For reference, my memory manager testbed uses a 400K series of allocations/releases captured from Netfrastructure. The testbed computes the CPU time to execute the complete sequence 10 times. Running on a 1.3GHz Athlon, WinXP, debug compile, the Firebird 2.0 memory allocator runs in 6.2 seconds, the previous Vulcan memory manager in about 1.4 seconds, and the new memory manager in about 1.1 seconds.

Compiled for release, the Firebird 2.0 memory manager runs in about 3.6 seconds and the new Vulcan memory manager in .7 seconds. This translates to an average memory allocate and release cycle of 460 nanoseconds. Since the test run include many large block allocations and initial small block allocations, the effective average memory allocate and release cycle within the long running server process will be below this number.

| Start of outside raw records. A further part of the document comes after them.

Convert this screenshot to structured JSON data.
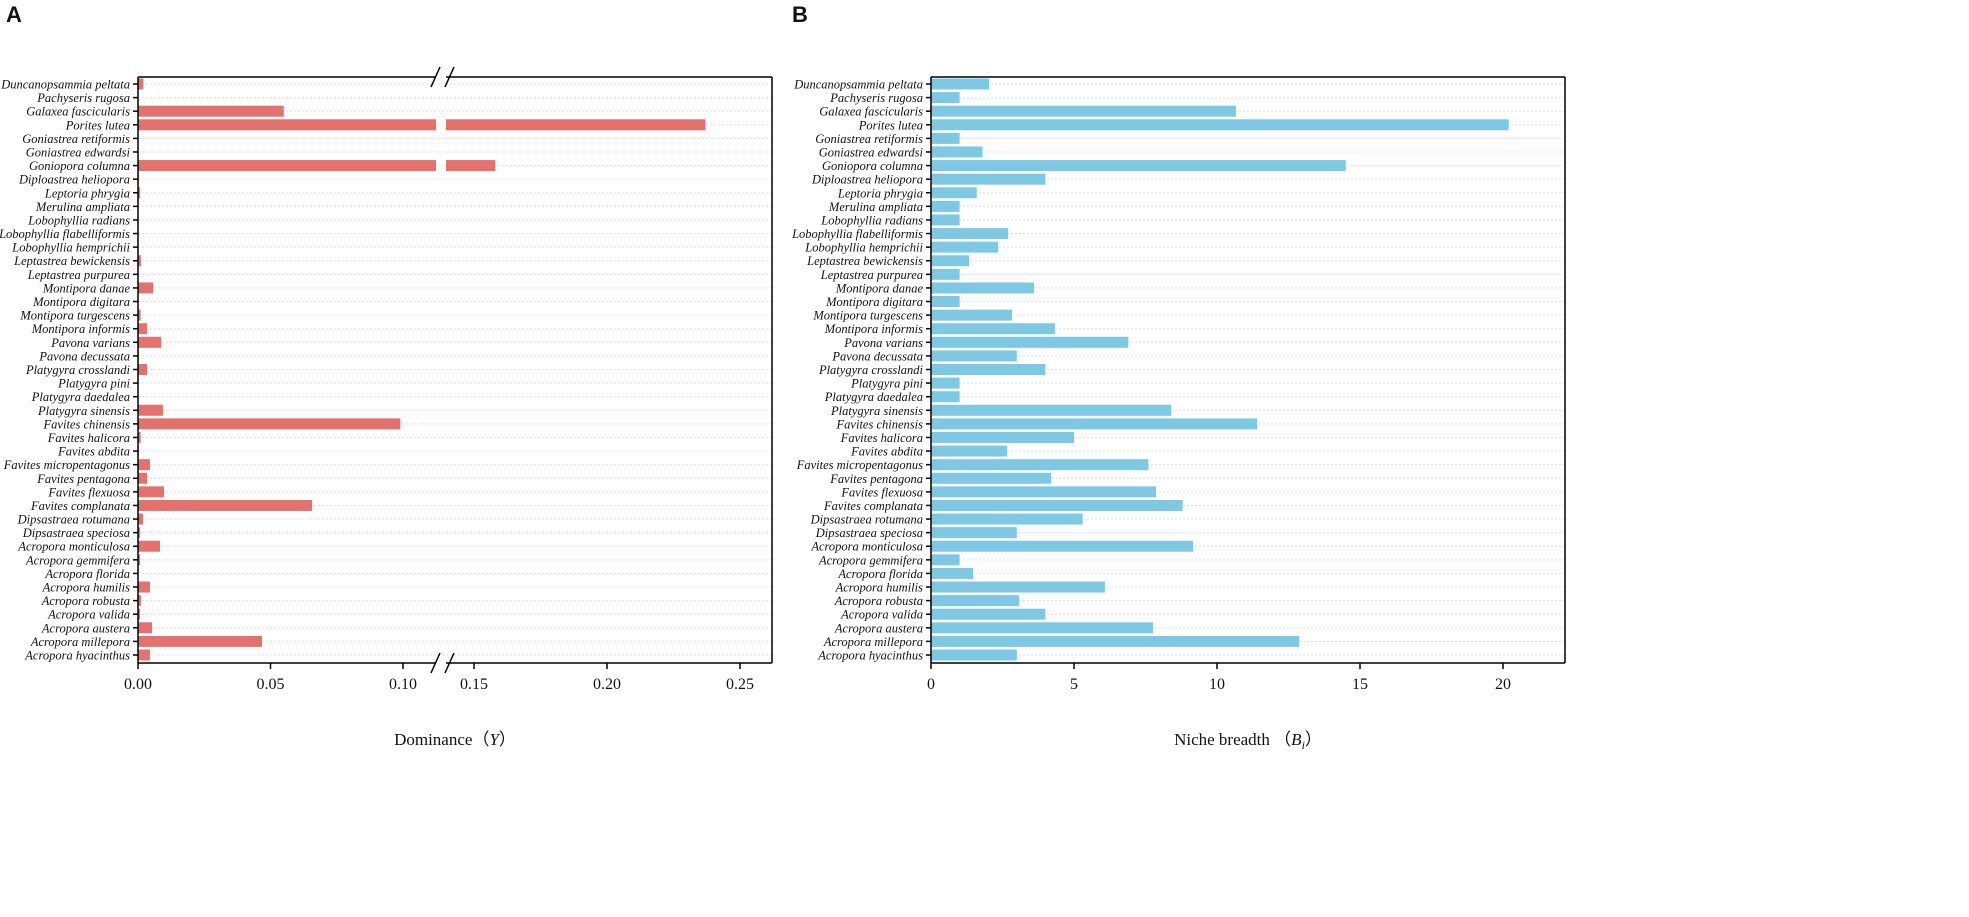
{
  "chart_data": [
    {
      "type": "bar",
      "orientation": "horizontal",
      "panel_label": "A",
      "xlabel": "Dominance（",
      "xlabel_symbol": "Y",
      "xlabel_sub": "",
      "xlabel_close": "）",
      "xlim": [
        0,
        0.26
      ],
      "axis_break": [
        0.1125,
        0.139
      ],
      "xticks": [
        "0.00",
        "0.05",
        "0.10",
        "0.15",
        "0.20",
        "0.25"
      ],
      "xtick_values": [
        0,
        0.05,
        0.1,
        0.15,
        0.2,
        0.25
      ],
      "color": "#E3716E",
      "grid": "horizontal dotted",
      "categories": [
        "Duncanopsammia peltata",
        "Pachyseris rugosa",
        "Galaxea fascicularis",
        "Porites lutea",
        "Goniastrea retiformis",
        "Goniastrea edwardsi",
        "Goniopora columna",
        "Diploastrea heliopora",
        "Leptoria phrygia",
        "Merulina ampliata",
        "Lobophyllia radians",
        "Lobophyllia flabelliformis",
        "Lobophyllia hemprichii",
        "Leptastrea bewickensis",
        "Leptastrea purpurea",
        "Montipora danae",
        "Montipora digitara",
        "Montipora turgescens",
        "Montipora informis",
        "Pavona varians",
        "Pavona decussata",
        "Platygyra crosslandi",
        "Platygyra pini",
        "Platygyra daedalea",
        "Platygyra sinensis",
        "Favites chinensis",
        "Favites halicora",
        "Favites abdita",
        "Favites micropentagonus",
        "Favites pentagona",
        "Favites flexuosa",
        "Favites complanata",
        "Dipsastraea rotumana",
        "Dipsastraea speciosa",
        "Acropora monticulosa",
        "Acropora gemmifera",
        "Acropora florida",
        "Acropora humilis",
        "Acropora robusta",
        "Acropora valida",
        "Acropora austera",
        "Acropora millepora",
        "Acropora hyacinthus"
      ],
      "values": [
        0.002,
        0.0002,
        0.055,
        0.237,
        0.0002,
        0.0002,
        0.158,
        0.0003,
        0.0008,
        0.0002,
        0.0002,
        0.0002,
        0.0002,
        0.0011,
        0.0002,
        0.0057,
        0.0002,
        0.001,
        0.0034,
        0.0087,
        0.0003,
        0.0034,
        0.0002,
        0.0002,
        0.0094,
        0.099,
        0.001,
        0.0003,
        0.0045,
        0.0034,
        0.0098,
        0.0657,
        0.0019,
        0.0008,
        0.0083,
        0.0008,
        0.0002,
        0.0045,
        0.0011,
        0.0008,
        0.0053,
        0.0468,
        0.0045
      ]
    },
    {
      "type": "bar",
      "orientation": "horizontal",
      "panel_label": "B",
      "xlabel": "Niche breadth （",
      "xlabel_symbol": "B",
      "xlabel_sub": "i",
      "xlabel_close": "）",
      "xlim": [
        0,
        22.2
      ],
      "xticks": [
        "0",
        "5",
        "10",
        "15",
        "20"
      ],
      "xtick_values": [
        0,
        5,
        10,
        15,
        20
      ],
      "color": "#7EC8E3",
      "grid": "horizontal dotted",
      "categories": [
        "Duncanopsammia peltata",
        "Pachyseris rugosa",
        "Galaxea fascicularis",
        "Porites lutea",
        "Goniastrea retiformis",
        "Goniastrea edwardsi",
        "Goniopora columna",
        "Diploastrea heliopora",
        "Leptoria phrygia",
        "Merulina ampliata",
        "Lobophyllia radians",
        "Lobophyllia flabelliformis",
        "Lobophyllia hemprichii",
        "Leptastrea bewickensis",
        "Leptastrea purpurea",
        "Montipora danae",
        "Montipora digitara",
        "Montipora turgescens",
        "Montipora informis",
        "Pavona varians",
        "Pavona decussata",
        "Platygyra crosslandi",
        "Platygyra pini",
        "Platygyra daedalea",
        "Platygyra sinensis",
        "Favites chinensis",
        "Favites halicora",
        "Favites abdita",
        "Favites micropentagonus",
        "Favites pentagona",
        "Favites flexuosa",
        "Favites complanata",
        "Dipsastraea rotumana",
        "Dipsastraea speciosa",
        "Acropora monticulosa",
        "Acropora gemmifera",
        "Acropora florida",
        "Acropora humilis",
        "Acropora robusta",
        "Acropora valida",
        "Acropora austera",
        "Acropora millepora",
        "Acropora hyacinthus"
      ],
      "values": [
        2.03,
        1.0,
        10.66,
        20.2,
        1.0,
        1.8,
        14.5,
        4.0,
        1.6,
        1.0,
        1.0,
        2.7,
        2.35,
        1.33,
        1.0,
        3.6,
        1.0,
        2.83,
        4.33,
        6.9,
        3.0,
        4.0,
        1.0,
        1.0,
        8.4,
        11.4,
        5.0,
        2.66,
        7.6,
        4.2,
        7.87,
        8.8,
        5.3,
        3.0,
        9.16,
        1.0,
        1.47,
        6.08,
        3.08,
        4.0,
        7.76,
        12.87,
        3.0
      ]
    }
  ]
}
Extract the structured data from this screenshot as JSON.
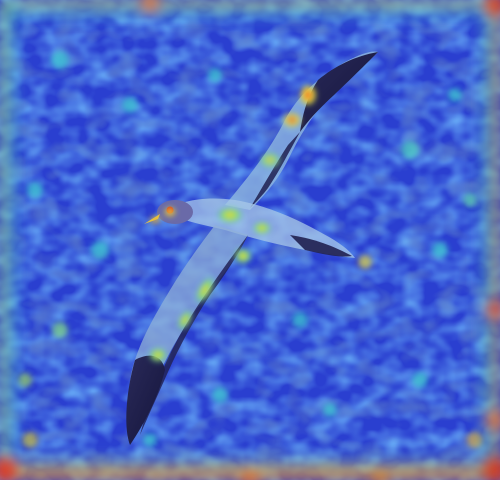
{
  "image": {
    "subject": "seabird",
    "overlay": "attention-heatmap",
    "colors": {
      "background_deep": "#1b27b8",
      "background_mid": "#2f5fe0",
      "cyan_hot": "#38c8d8",
      "green_hot": "#9ee05a",
      "yellow_hot": "#f0e040",
      "orange_hot": "#f08a2a",
      "red_hot": "#d23a22",
      "bird_dark": "#1a1a3a",
      "bird_light": "#a8c8e8"
    }
  }
}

As an aside, this is another coffin nail in legacy Firebird pool architecture. Since Firebird doesn't normally release blocks, pool specific allocations are all initial allocations that incur the full mutex acquire and release cost. With the new memory manager, it is much cheaper to allocate and release a block from a shared pool than to just allocate it from a private pool.

I didn't expect to run into a situation where releasing memory is a CPU performance enhancement, but here it is. Given infinite memory, it is cheaper to reuse memory than to allocate memory and abandon it.